As you can see from the picture we gave time to PC-2 to send two ping PC-1 and this has answered correctly. And what PC-3 has seen?, answer is all: the arp of PC-2, the response of PC-1, the ICMP-request of PC-2 (round pings) and ICMP-reply of PC-1 (pings back). In fact PC-3 has heard the whole "conversation" between PC-2 and PC-1. If this had not been a mere ping but a telnet session, PC-3 might have heard of the username and password of the person you passed from PC-2 to PC-1. Hence the importance of encrypting SSH terminal sessions.

To shut down the virtual machines, you can make a halt from within each of them or with vhalt from our actual command line:
dante@Hades:~/netkit_labs$ vhalt PC-1 Halting virtual machine "PC-1" (PID 29271) owned by dante [.... ] dante@Hades:~/netkit_labs$ vhalt PC-2 Halting virtual machine "PC-2" (PID 30824) owned by dante [.... ] dante@Hades:~/netkit_labs$ vhalt PC-3 Halting virtual machine "PC-3" (PID 28568) owned by dante [.... ] dante@Hades:~/netkit_labs$

If you would like to restart the machines then we should only use the command vstart (provided you have not deleted the .disk file) . For example, to boot PC-1 we would do: vstart PC-1

Well, not bad for a start, we have assembled an experiment with three PCs and a hub without having any of the four things ... Could not ask for more , does it? . In my next (or next ones ) article I'm going to delve into Netkit possibilities to develop more complex and interesting experiments .

Update 2010-01-01 : In his new version, Netkit has changed the file system ( Debian image that is loaded with each of the virtual machines ) to a 10 GB filesystem.
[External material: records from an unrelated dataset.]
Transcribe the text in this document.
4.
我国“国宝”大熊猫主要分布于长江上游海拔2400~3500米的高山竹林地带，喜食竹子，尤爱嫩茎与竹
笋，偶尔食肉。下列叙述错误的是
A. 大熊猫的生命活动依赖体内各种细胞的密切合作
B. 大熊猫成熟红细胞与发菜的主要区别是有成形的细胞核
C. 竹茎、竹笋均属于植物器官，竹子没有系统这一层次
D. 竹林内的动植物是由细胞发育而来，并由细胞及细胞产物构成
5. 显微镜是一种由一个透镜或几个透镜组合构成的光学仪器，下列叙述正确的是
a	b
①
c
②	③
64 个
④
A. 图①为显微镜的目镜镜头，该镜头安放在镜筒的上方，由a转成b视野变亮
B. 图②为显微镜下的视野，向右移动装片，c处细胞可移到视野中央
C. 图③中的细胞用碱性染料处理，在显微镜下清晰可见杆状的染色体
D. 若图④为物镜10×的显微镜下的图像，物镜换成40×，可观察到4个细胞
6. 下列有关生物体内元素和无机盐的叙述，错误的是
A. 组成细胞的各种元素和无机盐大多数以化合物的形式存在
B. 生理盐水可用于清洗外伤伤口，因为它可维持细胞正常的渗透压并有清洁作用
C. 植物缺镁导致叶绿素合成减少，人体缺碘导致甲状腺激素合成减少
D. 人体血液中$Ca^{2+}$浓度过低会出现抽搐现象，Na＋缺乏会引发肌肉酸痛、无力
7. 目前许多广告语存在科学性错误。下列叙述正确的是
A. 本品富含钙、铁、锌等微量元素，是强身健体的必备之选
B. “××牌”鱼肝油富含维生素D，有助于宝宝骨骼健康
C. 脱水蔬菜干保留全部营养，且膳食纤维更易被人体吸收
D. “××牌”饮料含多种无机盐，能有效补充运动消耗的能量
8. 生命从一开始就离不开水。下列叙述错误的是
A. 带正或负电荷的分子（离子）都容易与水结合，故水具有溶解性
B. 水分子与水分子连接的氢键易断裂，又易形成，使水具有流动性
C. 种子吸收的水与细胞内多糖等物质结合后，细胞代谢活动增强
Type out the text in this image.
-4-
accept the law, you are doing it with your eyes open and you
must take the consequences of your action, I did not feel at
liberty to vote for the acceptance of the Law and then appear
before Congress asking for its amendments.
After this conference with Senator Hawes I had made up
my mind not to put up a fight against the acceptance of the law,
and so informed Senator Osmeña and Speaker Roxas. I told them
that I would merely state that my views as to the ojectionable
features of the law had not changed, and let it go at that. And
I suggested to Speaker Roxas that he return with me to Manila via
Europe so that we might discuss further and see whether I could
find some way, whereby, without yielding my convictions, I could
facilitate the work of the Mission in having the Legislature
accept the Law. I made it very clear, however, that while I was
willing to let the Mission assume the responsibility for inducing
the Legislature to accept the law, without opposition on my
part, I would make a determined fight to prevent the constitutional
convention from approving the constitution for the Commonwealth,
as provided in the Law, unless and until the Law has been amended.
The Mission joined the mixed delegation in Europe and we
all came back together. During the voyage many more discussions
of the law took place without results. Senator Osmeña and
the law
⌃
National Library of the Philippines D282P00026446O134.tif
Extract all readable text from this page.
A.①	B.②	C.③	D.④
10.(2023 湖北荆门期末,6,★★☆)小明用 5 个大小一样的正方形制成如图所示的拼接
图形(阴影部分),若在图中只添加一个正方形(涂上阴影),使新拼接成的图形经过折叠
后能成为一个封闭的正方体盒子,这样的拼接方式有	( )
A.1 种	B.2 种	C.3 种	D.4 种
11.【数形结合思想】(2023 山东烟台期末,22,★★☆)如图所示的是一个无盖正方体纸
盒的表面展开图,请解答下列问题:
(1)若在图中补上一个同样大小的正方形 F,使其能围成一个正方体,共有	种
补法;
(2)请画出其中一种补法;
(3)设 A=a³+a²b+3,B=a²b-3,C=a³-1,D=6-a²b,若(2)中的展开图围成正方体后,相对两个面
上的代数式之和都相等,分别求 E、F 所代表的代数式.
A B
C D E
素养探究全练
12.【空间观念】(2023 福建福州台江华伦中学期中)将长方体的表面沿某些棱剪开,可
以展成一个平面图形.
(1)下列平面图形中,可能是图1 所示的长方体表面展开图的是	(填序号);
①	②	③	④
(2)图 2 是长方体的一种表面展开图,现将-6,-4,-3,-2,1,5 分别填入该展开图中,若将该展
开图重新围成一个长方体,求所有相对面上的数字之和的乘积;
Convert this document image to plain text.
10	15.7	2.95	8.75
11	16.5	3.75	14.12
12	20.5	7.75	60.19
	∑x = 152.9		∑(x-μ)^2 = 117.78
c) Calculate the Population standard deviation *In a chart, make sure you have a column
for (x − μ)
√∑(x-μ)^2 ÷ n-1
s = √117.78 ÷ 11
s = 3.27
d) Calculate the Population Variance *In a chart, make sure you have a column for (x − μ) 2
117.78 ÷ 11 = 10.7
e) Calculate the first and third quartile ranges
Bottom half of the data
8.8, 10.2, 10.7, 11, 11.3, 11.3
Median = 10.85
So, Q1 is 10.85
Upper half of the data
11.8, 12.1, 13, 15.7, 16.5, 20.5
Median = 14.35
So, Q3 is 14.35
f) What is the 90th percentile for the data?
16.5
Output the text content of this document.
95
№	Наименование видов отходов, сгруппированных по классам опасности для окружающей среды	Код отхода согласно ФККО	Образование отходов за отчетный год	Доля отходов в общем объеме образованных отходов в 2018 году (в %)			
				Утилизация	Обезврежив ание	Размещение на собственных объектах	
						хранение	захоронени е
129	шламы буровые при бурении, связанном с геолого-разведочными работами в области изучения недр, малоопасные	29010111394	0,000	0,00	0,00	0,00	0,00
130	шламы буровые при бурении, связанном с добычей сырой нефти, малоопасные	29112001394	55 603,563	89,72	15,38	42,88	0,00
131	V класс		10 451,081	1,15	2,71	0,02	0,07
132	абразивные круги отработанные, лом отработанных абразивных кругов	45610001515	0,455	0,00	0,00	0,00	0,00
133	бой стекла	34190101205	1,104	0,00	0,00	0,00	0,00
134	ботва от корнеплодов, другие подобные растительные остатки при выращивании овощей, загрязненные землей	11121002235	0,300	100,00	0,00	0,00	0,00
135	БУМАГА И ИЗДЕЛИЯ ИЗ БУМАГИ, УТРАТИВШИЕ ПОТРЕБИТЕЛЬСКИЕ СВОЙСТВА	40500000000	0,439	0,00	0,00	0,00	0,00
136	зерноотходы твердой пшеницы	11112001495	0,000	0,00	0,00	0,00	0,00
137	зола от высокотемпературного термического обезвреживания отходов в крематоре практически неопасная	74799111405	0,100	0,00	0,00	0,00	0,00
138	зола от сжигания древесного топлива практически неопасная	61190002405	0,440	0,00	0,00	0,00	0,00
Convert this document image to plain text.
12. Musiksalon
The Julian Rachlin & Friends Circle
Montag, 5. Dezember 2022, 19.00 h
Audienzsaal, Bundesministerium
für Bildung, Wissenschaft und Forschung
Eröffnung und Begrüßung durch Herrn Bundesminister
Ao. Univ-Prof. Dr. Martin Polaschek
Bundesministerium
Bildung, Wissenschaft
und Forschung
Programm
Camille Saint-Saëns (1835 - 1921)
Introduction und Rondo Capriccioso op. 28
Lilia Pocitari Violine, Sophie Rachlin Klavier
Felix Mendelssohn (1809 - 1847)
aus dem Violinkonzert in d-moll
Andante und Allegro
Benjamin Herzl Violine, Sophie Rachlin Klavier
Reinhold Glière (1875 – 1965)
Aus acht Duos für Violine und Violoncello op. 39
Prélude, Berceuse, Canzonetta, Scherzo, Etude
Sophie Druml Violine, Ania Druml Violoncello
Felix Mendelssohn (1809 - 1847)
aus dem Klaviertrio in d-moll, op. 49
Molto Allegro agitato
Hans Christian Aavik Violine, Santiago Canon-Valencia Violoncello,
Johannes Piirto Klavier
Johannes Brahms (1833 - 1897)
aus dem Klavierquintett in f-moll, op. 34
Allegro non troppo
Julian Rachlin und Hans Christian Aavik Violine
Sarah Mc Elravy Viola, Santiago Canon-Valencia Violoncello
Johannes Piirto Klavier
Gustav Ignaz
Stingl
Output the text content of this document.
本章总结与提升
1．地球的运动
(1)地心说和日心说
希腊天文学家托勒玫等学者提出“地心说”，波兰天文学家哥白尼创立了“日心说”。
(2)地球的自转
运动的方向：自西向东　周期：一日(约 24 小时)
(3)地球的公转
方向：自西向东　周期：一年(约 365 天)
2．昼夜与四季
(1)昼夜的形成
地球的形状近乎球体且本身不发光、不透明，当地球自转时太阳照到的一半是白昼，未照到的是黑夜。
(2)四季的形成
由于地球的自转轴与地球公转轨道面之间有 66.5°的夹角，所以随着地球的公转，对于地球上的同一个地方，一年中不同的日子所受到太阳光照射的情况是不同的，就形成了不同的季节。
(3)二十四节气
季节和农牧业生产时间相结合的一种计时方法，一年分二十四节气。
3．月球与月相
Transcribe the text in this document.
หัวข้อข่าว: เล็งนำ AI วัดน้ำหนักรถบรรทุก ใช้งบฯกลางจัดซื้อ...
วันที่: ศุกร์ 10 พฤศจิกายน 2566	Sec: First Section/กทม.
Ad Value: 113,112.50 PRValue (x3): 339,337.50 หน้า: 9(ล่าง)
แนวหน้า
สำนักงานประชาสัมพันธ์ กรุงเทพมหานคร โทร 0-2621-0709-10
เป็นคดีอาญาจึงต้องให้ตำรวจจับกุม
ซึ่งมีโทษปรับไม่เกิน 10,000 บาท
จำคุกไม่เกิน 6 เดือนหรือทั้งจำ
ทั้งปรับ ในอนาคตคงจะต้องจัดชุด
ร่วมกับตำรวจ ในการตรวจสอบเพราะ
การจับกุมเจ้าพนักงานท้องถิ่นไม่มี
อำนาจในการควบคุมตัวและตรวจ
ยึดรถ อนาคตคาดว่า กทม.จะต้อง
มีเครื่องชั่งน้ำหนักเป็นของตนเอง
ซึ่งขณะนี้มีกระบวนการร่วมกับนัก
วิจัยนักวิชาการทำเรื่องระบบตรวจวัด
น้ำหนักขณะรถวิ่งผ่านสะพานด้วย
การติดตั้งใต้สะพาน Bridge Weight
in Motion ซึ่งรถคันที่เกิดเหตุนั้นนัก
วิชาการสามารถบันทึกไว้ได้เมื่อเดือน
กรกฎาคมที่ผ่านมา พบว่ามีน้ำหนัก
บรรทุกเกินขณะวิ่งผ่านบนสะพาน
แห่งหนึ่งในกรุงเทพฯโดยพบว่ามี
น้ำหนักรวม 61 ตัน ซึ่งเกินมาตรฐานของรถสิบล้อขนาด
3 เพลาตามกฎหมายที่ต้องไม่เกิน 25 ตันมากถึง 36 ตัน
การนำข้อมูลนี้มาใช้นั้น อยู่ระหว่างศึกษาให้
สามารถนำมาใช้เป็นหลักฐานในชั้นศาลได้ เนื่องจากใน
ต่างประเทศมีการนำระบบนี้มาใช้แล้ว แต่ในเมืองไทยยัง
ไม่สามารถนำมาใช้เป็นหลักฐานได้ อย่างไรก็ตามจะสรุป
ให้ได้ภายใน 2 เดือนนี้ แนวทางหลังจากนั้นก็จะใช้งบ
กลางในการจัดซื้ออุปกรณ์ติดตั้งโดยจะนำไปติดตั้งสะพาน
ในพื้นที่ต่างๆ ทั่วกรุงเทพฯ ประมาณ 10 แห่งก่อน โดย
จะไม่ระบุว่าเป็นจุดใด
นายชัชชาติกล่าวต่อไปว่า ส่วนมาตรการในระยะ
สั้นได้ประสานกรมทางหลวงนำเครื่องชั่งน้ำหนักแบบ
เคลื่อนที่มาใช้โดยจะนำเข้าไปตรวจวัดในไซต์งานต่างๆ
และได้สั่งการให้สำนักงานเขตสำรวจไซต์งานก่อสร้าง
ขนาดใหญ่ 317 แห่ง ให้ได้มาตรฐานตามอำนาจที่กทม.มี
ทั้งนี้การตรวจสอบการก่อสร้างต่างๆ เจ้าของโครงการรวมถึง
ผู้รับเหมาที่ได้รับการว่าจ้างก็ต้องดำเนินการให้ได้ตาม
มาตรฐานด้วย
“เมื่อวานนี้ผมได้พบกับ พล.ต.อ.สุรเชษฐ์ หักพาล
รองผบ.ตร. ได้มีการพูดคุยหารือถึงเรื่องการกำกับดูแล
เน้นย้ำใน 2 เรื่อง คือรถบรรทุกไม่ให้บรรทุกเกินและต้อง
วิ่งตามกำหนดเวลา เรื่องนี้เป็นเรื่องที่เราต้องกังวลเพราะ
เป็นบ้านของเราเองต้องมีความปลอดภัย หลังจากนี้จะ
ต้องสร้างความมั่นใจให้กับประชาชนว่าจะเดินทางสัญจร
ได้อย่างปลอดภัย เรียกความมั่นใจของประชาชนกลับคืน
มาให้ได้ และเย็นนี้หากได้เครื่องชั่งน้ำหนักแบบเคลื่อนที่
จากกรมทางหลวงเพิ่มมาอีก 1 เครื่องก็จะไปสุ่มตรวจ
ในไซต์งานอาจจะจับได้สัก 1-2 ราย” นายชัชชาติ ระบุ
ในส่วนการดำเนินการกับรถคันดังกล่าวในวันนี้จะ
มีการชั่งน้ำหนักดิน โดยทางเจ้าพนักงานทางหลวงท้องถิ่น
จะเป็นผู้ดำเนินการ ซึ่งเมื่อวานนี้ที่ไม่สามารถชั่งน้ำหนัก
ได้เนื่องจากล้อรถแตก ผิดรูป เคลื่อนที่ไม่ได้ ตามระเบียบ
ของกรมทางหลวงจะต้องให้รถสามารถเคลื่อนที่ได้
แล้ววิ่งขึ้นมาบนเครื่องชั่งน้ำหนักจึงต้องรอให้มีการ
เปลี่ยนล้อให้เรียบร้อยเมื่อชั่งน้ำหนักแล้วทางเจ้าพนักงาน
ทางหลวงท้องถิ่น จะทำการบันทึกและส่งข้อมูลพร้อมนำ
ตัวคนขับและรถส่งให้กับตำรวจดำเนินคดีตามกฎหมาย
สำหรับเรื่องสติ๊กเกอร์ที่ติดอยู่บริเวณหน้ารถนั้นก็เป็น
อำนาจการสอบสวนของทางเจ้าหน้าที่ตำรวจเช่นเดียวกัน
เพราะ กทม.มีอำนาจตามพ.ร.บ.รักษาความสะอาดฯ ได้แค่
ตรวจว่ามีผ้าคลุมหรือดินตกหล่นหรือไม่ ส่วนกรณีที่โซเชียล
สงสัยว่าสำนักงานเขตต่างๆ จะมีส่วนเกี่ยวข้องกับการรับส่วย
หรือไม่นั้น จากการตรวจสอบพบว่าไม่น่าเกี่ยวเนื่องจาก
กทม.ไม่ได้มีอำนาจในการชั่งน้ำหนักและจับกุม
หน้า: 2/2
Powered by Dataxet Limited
Fortunately , if we use partitions with serious filesystems ( ext , ReiserFS , XFS , JFS and NTFS ) not to worry because it will treated as a sparse file and will not take even a fraction of that size. The only thing you should do is extract all files downloaded from the web of Netkit in /user/share/netkit using the command: sudo tar - xjSf being the S precisely to treat stracted files as sparse ones.